2026-07-03 - Hardware: ESP32-S3 + I2S MEMS mic + microSD (off-the-shelf, no PCB)

  • Decision: Target ESP32-S3 (PSRAM, WiFi + BLE 5, USB). Mic: I2S MEMS (INMP441 default, ICS-43434 upgrade). Storage: microSD. Power: LiPo + charge IC with charge/VBUS detect. v1 uses modules on a carrier/protoboard; no custom PCB. Full list in hardware/BOM.md.
  • Context: User asked me to spec a BOM to buy; has ESP32 / Pico W / other boards.
  • Rationale: ESP32-S3 does all three radios + audio buffering on one cheap chip; I2S MEMS gives clean digital audio; microSD removes length limits. Pico W and classic ESP32 are viable fallbacks but weaker for audio/PSRAM.
  • Consequences: Bigger enclosure than a commercial Plaud; a custom PCB is a later step.

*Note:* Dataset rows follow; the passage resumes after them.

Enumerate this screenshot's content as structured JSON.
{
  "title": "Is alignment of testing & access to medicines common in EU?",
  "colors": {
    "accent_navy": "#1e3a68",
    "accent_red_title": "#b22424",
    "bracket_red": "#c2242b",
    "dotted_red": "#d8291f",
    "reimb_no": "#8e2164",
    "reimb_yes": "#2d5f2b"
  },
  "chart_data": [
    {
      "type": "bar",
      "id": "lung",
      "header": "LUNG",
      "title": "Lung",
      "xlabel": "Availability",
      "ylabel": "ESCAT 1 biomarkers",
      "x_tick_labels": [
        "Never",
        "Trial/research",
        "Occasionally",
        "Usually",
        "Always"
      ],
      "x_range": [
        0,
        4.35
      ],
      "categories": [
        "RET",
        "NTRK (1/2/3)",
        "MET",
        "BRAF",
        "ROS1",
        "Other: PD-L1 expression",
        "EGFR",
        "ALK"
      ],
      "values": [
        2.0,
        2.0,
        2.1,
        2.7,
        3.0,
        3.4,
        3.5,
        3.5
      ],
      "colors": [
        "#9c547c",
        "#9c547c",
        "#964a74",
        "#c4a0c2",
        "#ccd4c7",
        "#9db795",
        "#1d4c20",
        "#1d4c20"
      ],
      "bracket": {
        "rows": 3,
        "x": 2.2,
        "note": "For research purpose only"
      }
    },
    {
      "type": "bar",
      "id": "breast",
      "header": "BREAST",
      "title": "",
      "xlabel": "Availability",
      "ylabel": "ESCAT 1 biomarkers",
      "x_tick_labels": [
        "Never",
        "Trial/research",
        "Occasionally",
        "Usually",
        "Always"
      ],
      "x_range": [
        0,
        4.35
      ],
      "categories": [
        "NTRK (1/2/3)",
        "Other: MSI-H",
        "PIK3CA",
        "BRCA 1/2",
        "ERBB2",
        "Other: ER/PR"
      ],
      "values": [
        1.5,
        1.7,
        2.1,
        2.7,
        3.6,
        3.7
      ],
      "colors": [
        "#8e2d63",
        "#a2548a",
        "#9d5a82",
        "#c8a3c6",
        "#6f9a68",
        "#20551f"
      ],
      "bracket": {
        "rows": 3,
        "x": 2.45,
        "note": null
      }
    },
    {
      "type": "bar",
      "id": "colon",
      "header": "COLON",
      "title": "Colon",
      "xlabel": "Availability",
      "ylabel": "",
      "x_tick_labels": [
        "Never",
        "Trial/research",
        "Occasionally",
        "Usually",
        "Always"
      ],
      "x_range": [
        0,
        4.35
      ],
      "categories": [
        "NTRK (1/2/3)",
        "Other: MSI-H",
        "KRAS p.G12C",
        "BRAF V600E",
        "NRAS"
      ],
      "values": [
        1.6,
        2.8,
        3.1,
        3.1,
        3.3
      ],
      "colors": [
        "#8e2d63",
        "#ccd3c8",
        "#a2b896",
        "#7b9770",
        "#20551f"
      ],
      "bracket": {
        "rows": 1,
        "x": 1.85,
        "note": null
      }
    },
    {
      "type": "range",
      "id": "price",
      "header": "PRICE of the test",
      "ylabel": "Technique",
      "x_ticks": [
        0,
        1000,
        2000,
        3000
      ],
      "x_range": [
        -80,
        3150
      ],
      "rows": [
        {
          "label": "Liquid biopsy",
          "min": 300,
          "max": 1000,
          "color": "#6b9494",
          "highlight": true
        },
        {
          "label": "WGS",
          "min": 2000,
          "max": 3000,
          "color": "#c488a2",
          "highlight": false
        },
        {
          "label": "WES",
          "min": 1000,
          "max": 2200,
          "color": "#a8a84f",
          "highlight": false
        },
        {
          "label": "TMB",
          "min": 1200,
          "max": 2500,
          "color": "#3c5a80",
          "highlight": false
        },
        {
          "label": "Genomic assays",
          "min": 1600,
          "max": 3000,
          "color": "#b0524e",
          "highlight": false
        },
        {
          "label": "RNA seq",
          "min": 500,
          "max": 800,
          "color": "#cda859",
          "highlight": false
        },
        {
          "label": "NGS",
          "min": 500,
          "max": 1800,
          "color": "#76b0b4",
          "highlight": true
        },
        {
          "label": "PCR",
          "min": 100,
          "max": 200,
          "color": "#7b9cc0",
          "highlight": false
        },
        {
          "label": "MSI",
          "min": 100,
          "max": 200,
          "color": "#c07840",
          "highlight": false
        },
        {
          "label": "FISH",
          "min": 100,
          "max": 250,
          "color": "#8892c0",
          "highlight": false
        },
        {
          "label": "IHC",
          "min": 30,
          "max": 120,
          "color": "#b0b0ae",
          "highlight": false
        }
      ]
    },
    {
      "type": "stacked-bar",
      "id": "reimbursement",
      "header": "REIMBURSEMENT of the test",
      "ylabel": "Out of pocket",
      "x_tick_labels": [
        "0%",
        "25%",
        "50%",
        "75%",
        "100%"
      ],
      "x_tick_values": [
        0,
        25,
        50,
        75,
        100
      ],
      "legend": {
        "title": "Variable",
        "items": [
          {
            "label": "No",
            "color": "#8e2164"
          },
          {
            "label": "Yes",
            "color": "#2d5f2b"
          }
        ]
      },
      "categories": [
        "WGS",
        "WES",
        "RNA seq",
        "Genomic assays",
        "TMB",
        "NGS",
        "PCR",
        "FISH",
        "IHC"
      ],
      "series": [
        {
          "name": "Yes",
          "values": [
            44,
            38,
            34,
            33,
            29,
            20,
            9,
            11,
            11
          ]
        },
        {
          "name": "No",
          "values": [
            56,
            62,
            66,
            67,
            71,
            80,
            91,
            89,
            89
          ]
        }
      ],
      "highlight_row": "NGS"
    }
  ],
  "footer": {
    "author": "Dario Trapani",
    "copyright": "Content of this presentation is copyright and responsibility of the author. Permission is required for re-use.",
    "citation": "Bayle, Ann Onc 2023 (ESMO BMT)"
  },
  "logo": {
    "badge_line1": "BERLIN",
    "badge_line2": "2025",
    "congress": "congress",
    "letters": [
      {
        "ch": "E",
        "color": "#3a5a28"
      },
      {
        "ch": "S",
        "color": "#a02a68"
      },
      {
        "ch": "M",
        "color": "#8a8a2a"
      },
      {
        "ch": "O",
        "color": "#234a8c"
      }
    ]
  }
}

2026-07-03 - Firmware toolchain: PlatformIO + Arduino-ESP32

  • Decision: Build the firmware with PlatformIO using the Arduino-ESP32 framework.
  • Context: Need approachable, reproducible builds and CI.
  • Rationale: Lower barrier for contributors than raw ESP-IDF; good library support for I2S, SD, BLE, HTTP; PlatformIO gives pinned, CI-friendly builds.
  • Consequences: If we hit Arduino limits (fine-grained power, advanced BLE), we can drop to ESP-IDF per-module or migrate; noted as a possible future change.

2026-07-03 - Project name and default audio format

  • Decision: Name = "OpenScribe" (record + transcribe, open). Default recording format = WAV PCM 16 kHz mono 16-bit; compressed codecs (ADPCM/Opus) are a later optimisation.
  • Context: Project bootstrap.
  • Rationale: Clear, descriptive, unencumbered name; WAV is simple and high quality for speech and trivial to decode everywhere.
  • Consequences: Larger files (~115 MB/hour) make WiFi the primary transfer path; revisit with Opus for battery-mode transfer and storage.